Adelphia Communications Corp. and the Vermont Department of Public Service reached an agreement that should end years of sparring and lead to about 1,500 miles of plant extensions sought by the state.
Under terms of the settlement, Adelphia must meet annual mileage requirements for extending its upgraded plant by 1,500 miles to rural areas by December 2009. That amount will include up to 300 miles in Vermont’s most sparsely populated areas.
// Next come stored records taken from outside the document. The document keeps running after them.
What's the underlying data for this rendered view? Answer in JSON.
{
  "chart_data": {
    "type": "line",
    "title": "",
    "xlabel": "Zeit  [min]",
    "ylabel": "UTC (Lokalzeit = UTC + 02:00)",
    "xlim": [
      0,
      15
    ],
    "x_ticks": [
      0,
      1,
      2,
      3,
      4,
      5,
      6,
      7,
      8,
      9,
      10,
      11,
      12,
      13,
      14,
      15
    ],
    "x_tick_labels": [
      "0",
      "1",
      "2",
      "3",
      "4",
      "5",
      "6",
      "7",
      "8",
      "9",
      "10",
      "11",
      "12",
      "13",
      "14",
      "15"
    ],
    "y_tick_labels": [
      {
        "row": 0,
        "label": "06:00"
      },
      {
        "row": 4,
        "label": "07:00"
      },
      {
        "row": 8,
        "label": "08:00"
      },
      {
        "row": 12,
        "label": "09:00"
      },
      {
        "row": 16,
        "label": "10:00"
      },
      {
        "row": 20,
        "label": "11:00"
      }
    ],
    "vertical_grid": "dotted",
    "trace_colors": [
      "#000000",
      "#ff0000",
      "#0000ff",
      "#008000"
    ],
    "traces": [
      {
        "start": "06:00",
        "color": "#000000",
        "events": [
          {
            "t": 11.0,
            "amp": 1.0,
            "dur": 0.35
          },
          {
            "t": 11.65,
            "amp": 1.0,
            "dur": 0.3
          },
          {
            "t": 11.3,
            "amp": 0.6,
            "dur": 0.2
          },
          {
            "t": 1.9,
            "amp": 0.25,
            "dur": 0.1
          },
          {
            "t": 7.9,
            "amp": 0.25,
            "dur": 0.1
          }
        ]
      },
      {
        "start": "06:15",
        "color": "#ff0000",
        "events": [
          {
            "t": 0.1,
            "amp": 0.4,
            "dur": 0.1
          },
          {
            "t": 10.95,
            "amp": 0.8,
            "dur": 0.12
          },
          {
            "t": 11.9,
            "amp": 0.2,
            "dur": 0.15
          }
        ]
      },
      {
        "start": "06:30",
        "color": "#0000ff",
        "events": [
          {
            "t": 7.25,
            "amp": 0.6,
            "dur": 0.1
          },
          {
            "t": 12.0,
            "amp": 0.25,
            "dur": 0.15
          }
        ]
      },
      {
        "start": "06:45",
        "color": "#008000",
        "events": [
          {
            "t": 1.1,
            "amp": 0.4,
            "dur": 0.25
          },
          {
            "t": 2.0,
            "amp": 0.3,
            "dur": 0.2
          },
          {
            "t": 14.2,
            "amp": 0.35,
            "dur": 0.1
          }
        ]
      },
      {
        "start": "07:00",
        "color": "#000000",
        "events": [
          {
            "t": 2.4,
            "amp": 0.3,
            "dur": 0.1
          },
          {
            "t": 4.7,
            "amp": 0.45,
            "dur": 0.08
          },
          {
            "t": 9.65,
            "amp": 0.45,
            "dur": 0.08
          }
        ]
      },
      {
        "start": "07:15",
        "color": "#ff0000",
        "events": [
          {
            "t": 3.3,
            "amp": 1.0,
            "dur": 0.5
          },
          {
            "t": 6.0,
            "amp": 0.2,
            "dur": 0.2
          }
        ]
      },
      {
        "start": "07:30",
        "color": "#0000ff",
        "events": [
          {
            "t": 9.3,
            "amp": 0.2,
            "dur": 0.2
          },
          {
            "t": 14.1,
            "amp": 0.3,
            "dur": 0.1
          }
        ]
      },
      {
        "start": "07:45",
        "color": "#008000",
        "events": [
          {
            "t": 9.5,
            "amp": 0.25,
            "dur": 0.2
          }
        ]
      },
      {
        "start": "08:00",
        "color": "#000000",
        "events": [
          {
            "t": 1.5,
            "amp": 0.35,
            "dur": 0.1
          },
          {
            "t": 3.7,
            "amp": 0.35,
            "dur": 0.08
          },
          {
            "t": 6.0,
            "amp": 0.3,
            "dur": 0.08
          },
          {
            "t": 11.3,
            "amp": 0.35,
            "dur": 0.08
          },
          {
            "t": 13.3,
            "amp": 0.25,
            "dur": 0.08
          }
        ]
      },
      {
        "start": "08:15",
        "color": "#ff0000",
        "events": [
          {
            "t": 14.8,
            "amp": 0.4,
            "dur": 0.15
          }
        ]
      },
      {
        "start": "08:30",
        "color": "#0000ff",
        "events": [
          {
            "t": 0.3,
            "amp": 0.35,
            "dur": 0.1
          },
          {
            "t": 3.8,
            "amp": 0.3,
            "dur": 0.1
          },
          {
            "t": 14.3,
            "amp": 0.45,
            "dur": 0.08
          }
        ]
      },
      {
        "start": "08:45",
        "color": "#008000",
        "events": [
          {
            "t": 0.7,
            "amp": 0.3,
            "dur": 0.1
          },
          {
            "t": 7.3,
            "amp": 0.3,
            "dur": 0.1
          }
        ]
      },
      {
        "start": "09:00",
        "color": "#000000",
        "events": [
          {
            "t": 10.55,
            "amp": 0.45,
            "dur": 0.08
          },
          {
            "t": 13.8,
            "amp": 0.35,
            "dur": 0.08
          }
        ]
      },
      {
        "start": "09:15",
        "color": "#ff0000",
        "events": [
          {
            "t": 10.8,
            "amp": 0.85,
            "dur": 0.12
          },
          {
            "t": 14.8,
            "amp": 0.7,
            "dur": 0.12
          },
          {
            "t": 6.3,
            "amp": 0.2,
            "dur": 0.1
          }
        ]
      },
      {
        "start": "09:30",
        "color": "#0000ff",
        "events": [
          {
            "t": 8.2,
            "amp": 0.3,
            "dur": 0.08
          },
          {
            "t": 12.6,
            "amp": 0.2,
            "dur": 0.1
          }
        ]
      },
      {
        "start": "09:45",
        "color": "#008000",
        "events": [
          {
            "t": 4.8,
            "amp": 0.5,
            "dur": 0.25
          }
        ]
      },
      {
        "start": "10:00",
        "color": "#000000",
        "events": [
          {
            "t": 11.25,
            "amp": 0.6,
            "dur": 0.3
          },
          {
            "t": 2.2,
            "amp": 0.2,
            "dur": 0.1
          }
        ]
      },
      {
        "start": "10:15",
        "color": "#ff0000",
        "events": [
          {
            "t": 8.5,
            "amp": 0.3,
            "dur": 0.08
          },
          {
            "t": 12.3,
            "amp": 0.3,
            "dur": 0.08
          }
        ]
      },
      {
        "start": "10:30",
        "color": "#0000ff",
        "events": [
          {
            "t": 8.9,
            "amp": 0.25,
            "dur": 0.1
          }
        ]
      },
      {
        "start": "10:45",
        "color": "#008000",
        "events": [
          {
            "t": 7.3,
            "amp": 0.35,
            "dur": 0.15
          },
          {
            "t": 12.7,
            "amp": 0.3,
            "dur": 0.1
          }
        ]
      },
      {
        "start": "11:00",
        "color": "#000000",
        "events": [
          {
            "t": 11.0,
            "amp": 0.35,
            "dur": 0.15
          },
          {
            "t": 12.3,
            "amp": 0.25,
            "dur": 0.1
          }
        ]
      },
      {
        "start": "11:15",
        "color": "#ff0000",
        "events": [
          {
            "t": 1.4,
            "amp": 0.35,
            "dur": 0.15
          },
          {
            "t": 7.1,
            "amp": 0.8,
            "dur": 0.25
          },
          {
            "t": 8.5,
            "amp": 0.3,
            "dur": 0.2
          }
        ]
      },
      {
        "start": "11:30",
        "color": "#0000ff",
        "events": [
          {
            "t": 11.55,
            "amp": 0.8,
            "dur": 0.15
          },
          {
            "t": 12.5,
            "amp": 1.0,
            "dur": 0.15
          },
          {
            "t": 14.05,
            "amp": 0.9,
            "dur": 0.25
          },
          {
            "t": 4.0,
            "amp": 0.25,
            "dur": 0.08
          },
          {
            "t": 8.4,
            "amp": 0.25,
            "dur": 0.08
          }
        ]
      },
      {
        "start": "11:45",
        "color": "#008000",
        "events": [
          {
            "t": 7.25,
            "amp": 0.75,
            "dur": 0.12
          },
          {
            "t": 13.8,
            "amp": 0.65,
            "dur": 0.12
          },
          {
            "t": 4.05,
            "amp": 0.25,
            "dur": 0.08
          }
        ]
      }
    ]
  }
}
Adelphia will build these unprofitable areas in lieu of customer-service fines that could have topped $2.2 million
"This settlement gives Adelphia the opportunity to fulfill its commitment to the state of Vermont, to our employees and, most important, to our current and future customers," said Mary McLaughlin, vice president, law and external affairs for Adelphia’s Northeast region.
The company, the state’s dominant cable operator, will spend $40 million on the buildout.
Adelphia won refranchises for its systems throughout the state in 2000 in part because it promised that it would rebuild all but the smallest communities, such as Newport, to 750-megahertz plant.
But in 2002, the MSO petitioned for relief from its obligations, stating that extensions to some small communities are now commercially impractical. The state countered that the build was now impractical because Adelphia stalled for so long that installation prices had risen.
"This agreement brings cable and broadband service to about 20,000 rural Vermont households," DPS commissioner David O’Brien said in a prepared statement, adding that the homes would receive no services if the state hadn’t come to the Nov. 20 agreement with Adelphia.